Siehe auch die Schilderungen von: Karl und Esther
Es liegt vielleicht auch an der Überfunktion, die ich hoffentlich bald abgebaut habe, das ich nur noch Probleme sehe.
Ich bin momentan sehr unausgeglichen, aber das gehört hier überhaupt nicht hier her.
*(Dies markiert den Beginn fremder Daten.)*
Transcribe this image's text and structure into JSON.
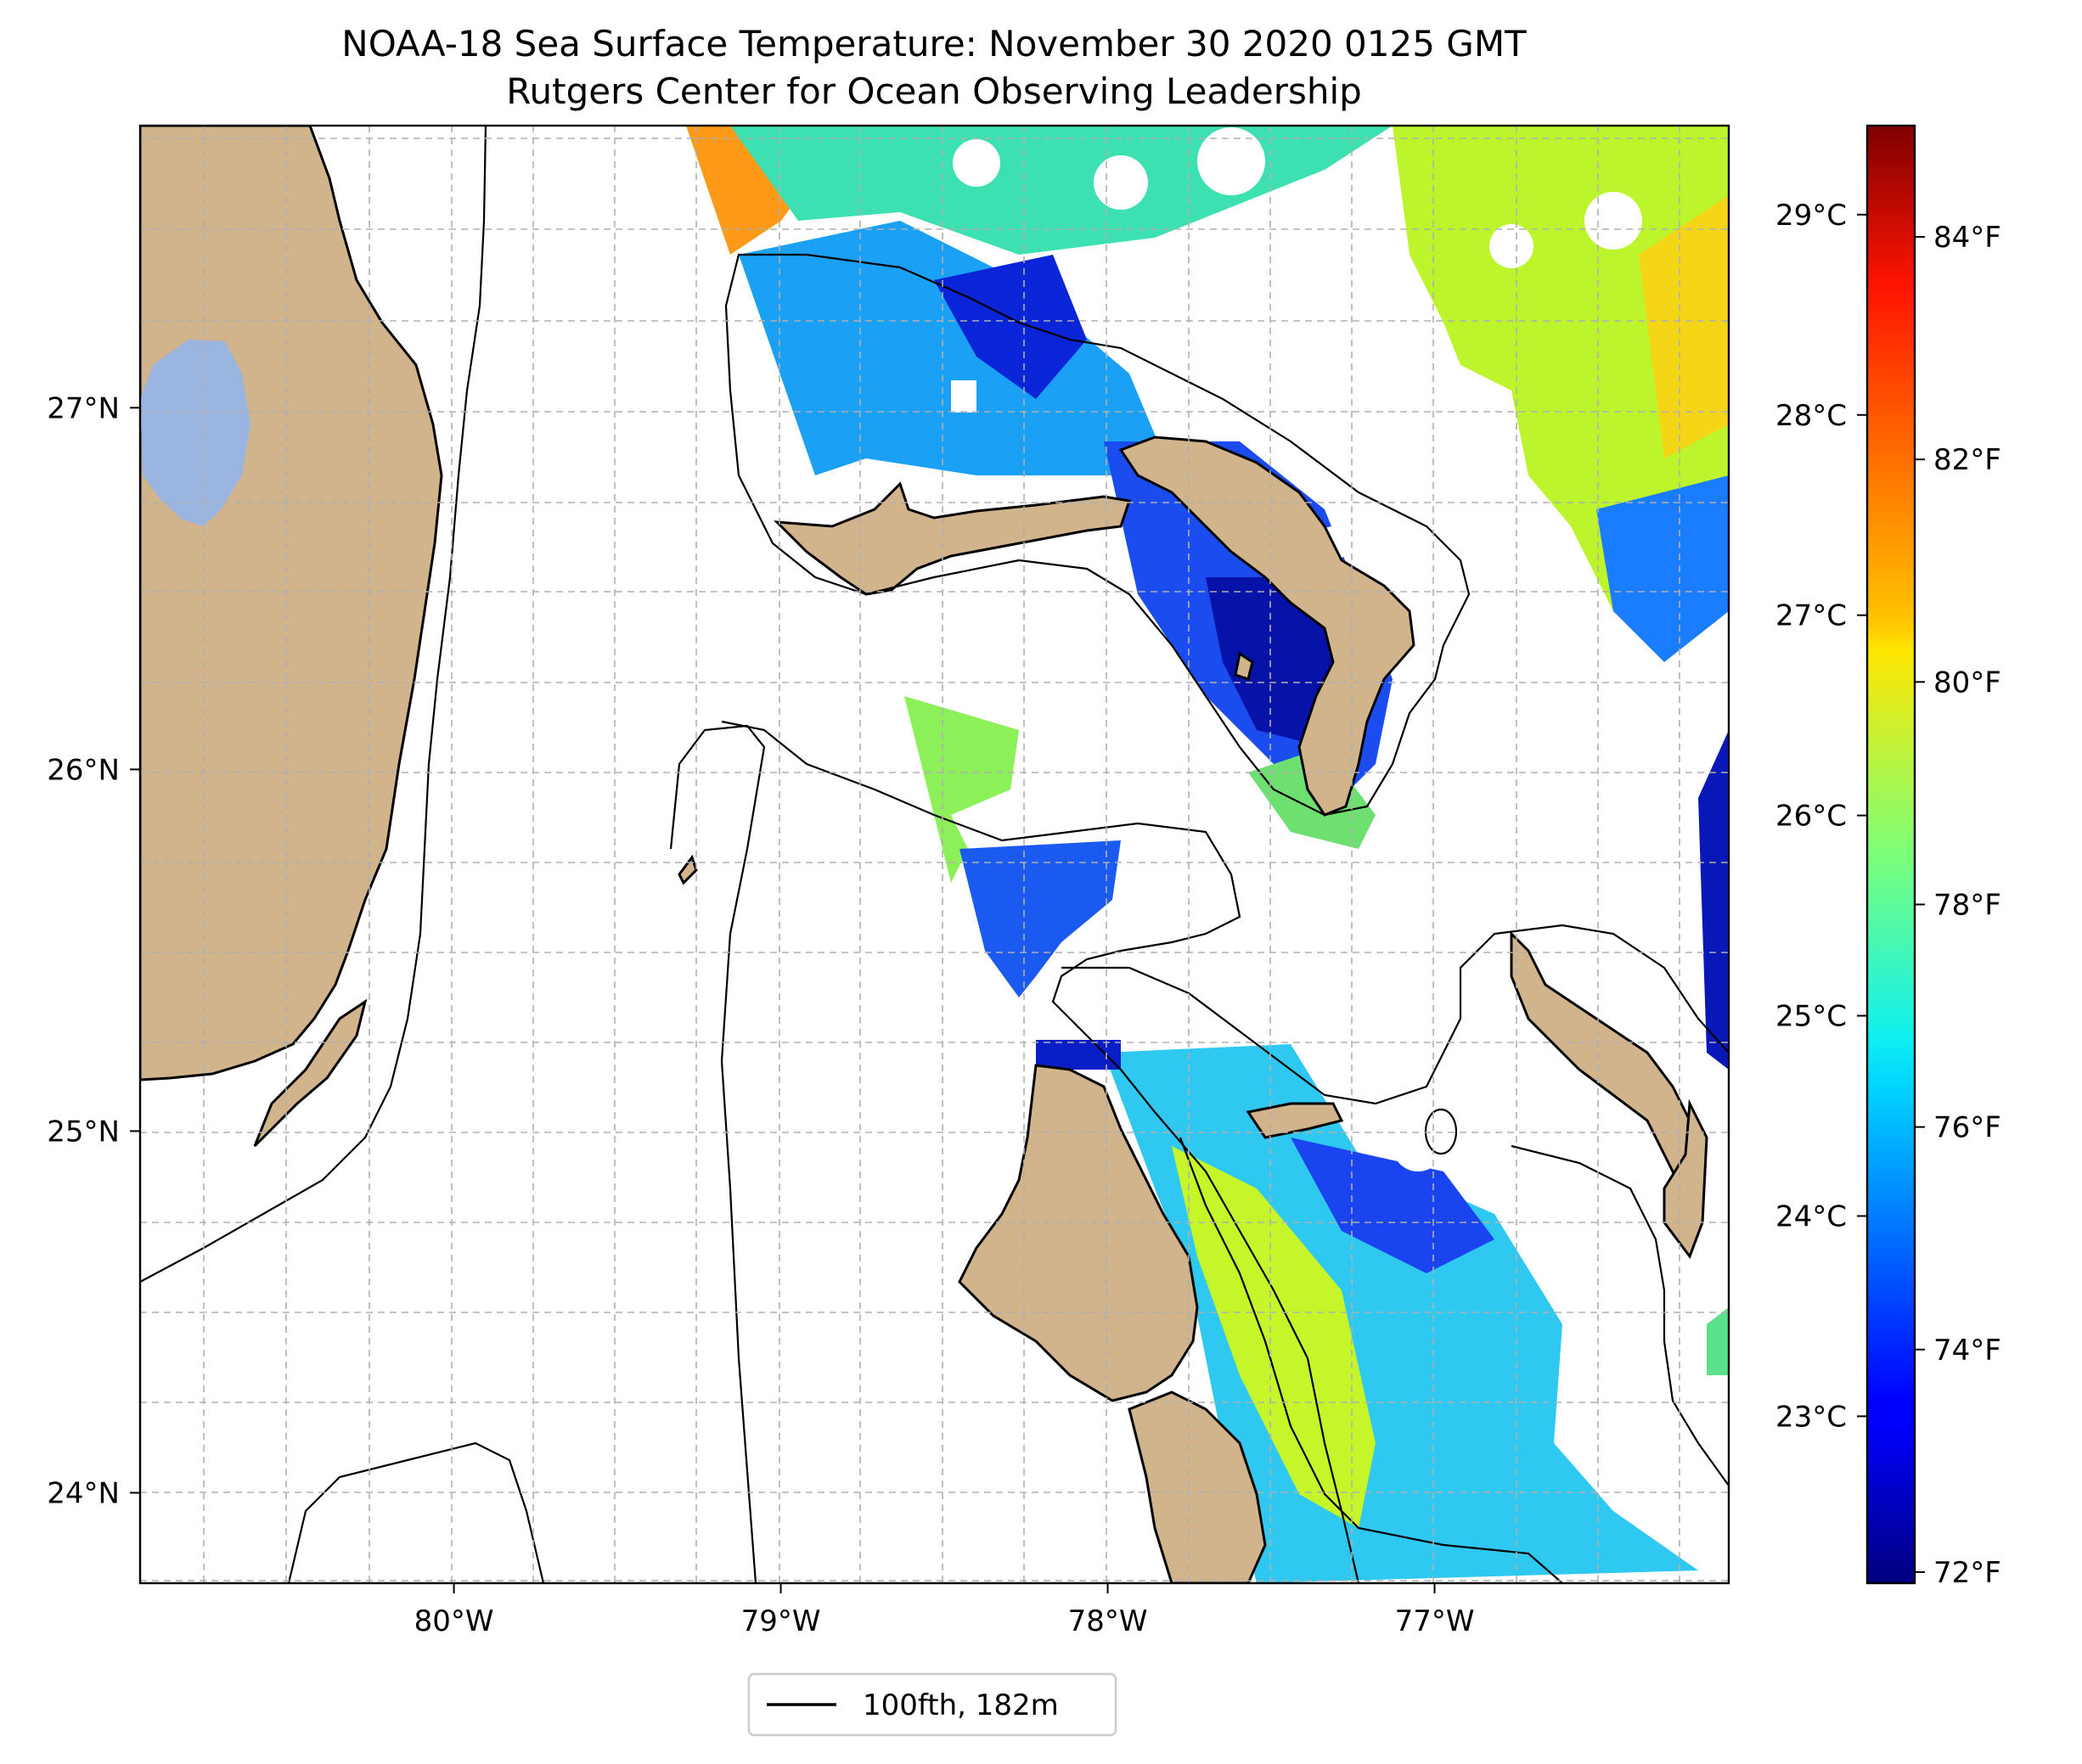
{
  "title": {
    "line1": "NOAA-18 Sea Surface Temperature: November 30 2020 0125 GMT",
    "line2": "Rutgers Center for Ocean Observing Leadership"
  },
  "map": {
    "lon_range": [
      -80.96,
      -76.1
    ],
    "lat_range": [
      23.75,
      27.78
    ],
    "lon_ticks": [
      {
        "value": -80,
        "label": "80°W"
      },
      {
        "value": -79,
        "label": "79°W"
      },
      {
        "value": -78,
        "label": "78°W"
      },
      {
        "value": -77,
        "label": "77°W"
      }
    ],
    "lat_ticks": [
      {
        "value": 24,
        "label": "24°N"
      },
      {
        "value": 25,
        "label": "25°N"
      },
      {
        "value": 26,
        "label": "26°N"
      },
      {
        "value": 27,
        "label": "27°N"
      }
    ],
    "gridlines": true,
    "land_color": "#d2b48c",
    "lake_color": "#9ab5e0",
    "contour_color": "#000000"
  },
  "colorbar": {
    "colormap": "jet",
    "celsius_ticks": [
      {
        "value": 23,
        "label": "23°C"
      },
      {
        "value": 24,
        "label": "24°C"
      },
      {
        "value": 25,
        "label": "25°C"
      },
      {
        "value": 26,
        "label": "26°C"
      },
      {
        "value": 27,
        "label": "27°C"
      },
      {
        "value": 28,
        "label": "28°C"
      },
      {
        "value": 29,
        "label": "29°C"
      }
    ],
    "fahrenheit_ticks": [
      {
        "value": 72,
        "label": "72°F"
      },
      {
        "value": 74,
        "label": "74°F"
      },
      {
        "value": 76,
        "label": "76°F"
      },
      {
        "value": 78,
        "label": "78°F"
      },
      {
        "value": 80,
        "label": "80°F"
      },
      {
        "value": 82,
        "label": "82°F"
      },
      {
        "value": 84,
        "label": "84°F"
      }
    ],
    "range_f": [
      71.9,
      85.0
    ]
  },
  "legend": {
    "label": "100fth, 182m",
    "line_color": "#000000",
    "placement": "bottom-center"
  }
}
Ich dachte, als ich den Beitrag von Tuvok das erste Mal gelesen hatte,
--- das ist nicht schlecht ----,
wenn man das System so bescheissen kann.
(Anders gedacht: ein guter Tipp) @Tuvok: Dies zu publizieren birgt auch die Risiken der Nachahmer.
Das möchte ich noch dazuschreiben, und obwohl es hier gar nicht hergehört:
Mir persönlich nutzt der Artikel nichts, da ich viel zu jung bin.
Entweder ich bekomme die Kurve, oder gehe weit vor 60 in Rente.
Das was ich versucht hatte zu schreiben ist:
Das die Frau ja nichts dafür kann (kann sehr wohl was dafür), wenn sie diesen Juristischen Weg geht, dann ohne Abschläge in Rente geht und hinterher bei endgültiger Abweisung der Klage nicht mehr reagiert werden kann.
Dies ist die Schwäche die ich dann dem Gesetzgeber zuschreibe und nicht der Frau.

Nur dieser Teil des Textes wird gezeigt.